Cette étude ne vise que les personnes ayant été traitées pour un cancer du sein ou un cancer digestif. Cette restriction est due à une difficulté d’accès à des registres globaux, notamment en raison de la législation RGPD. Elle est également liée au temps et au financement disponibles pour mener ce travail d’investigation. Mais aussi à la prévalence de ces deux types de cancer dans la population belge.

« Nous avons choisi les cancers du sein, car ils sont surreprésentés dans la littérature : cela nous permettra de comparer nos résultats avec d’autres. De plus, ce type de cancer étant le plus fréquent chez les femmes, il nous sera plus aisé de recruter des candidates à notre étude. En outre, les femmes ayant souffert d’un cancer du sein sont en général assez promptes à participer à des études. »

« Concernant les cancers digestifs, ils constituent la deuxième famille à laquelle cette étude s’intéresse. On s’attend à avoir une large proportion de cancers colorectaux, car ils sont les plus fréquents dans la population générale. »

Deux cohortes à construire

Afin de mener à bien cette étude pionnière, la chercheuse lance un appel pour recruter environ 500 personnes, femmes ou hommes, ayant souffert d’un cancer du sein ou d’un cancer digestif. Et dont le traitement curatif (chirurgie et/ou radiothérapie et/ou chimiothérapie) est achevé depuis maximum 5 ans. A noter qu’un traitement à prendre quotidiennement sous forme de cachets d’hormonothérapie ou d’immunothérapie permet tout à fait d’inclure la cohorte. De même que la chirurgie reconstructrice.
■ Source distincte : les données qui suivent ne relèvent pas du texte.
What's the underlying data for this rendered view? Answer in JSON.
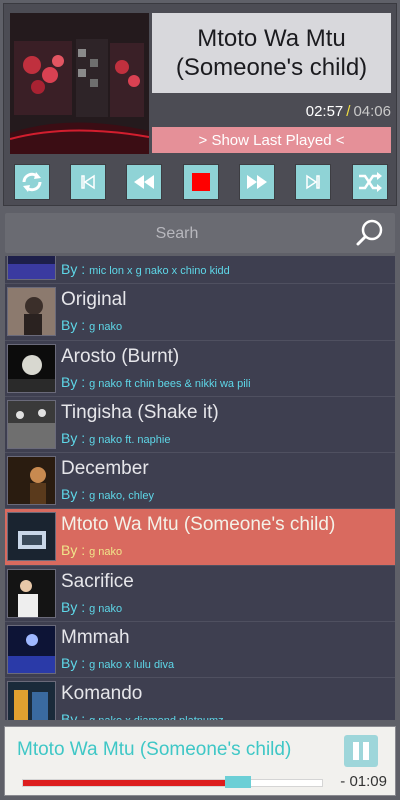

Les personnes intéressées peuvent s’inscrire et répondre à son questionnaire en ligne. Cela prend une vingtaine de minutes. Il s’agira par la suite d’y répondre à nouveau 6, 12 et 24 mois plus tard.

A noter toutefois que, dans un souci d’observer une population la plus similaire possible, seules les personnes dont c’est le premier cancer, et qui ne présentent pas de métastases, seront incluses dans les cohortes. « En effet, l’état psychologique d’un patient en rémission est généralement très différent d’un autre qui sait qu’il a des métastases ou qui sort de son deuxième ou troisième cancer », conclut Dre Charlotte Grégoire.